Chicagoans pay most for gas in US

Drivers hitting the road for the holidays will feel the pain at the pump. Gas in the Southland is at a 2-year high.

January 11, 2011 4:26:15 AM PST
Filling up the gas tank isn't cheap- especially in Chicago.

A survey indicates the Windy City has the highest gas prices in the country. The price of regular gas is $3.35 a gallon, according to the Lundberg Survey. That's 27-cents higher than the average for the rest of the nation.

The twice monthly survey found gas prices have gone up about nine cents for regular gasoline in the last three weeks to $3.08 nationwide. The U.S. average for diesel is also up at $3.36.

The lowest gas prices are found in Salt Lake City, Utah.

Jonathon Marks expressed the pain drivers are feeling at the pumps. For Marks, who has to drive to work 30 miles each way, it's one more considerable expense to juggle.

"I'm not happy about these gas prices. I think it's absurd," said Marks. "Trying to budget buying groceries, and gas. And property taxes are outrageous."

"I just put $15 in and got four gallons. So it's ridiculous," said Kelvin Johnson.

"I drive an SUV, so that's $75 dollars every time I fill up and probably every week and a half. So I'm not happy," said Caroline Corpuz.

Factoring in to Chicago's price of gas is state, county and city sales tax. And whenever the overall price of gas goes up, so does the amount residents pay in taxes. But the high prices are not as steep as they were in 2008 when gas topped $4 a gallon and drivers were stunned.

"We really don't see them change their travel habits until that number hits $4 per gallon. That seems to be when consumers really start to feel the pinch," said Beth Mosher, AAA Chicago.

The high price of gas is directly related to the ongoing leak and subsequent shutdown of the Alaska pipeline. Industry analysts say it could be at least a week before it's up and running at normal levels.

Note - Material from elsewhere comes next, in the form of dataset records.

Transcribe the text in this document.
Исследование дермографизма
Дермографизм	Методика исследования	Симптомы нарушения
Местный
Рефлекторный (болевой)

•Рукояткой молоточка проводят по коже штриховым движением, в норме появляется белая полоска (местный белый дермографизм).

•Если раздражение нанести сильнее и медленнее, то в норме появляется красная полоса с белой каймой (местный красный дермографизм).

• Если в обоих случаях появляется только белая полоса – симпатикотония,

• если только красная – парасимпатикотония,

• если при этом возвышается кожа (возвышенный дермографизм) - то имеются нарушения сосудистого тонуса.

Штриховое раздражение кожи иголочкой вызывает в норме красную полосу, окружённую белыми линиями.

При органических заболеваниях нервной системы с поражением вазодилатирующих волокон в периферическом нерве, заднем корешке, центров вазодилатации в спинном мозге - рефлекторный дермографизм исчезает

"As news comes out and if we get some positive news, we may see some relief at the pump. But I think for the interim, next week or so, you might want to fill up your car," said Daniel Flynn, PFG Best.

Flynn went on to say he doesn't think the pipeline shutdown will drive gas prices to 2008 levels, but it will be a while before prices go back down.

The company that operates the pipeline is working on a plan to install a bypass line so the flow of oil can be restarted despite a leak.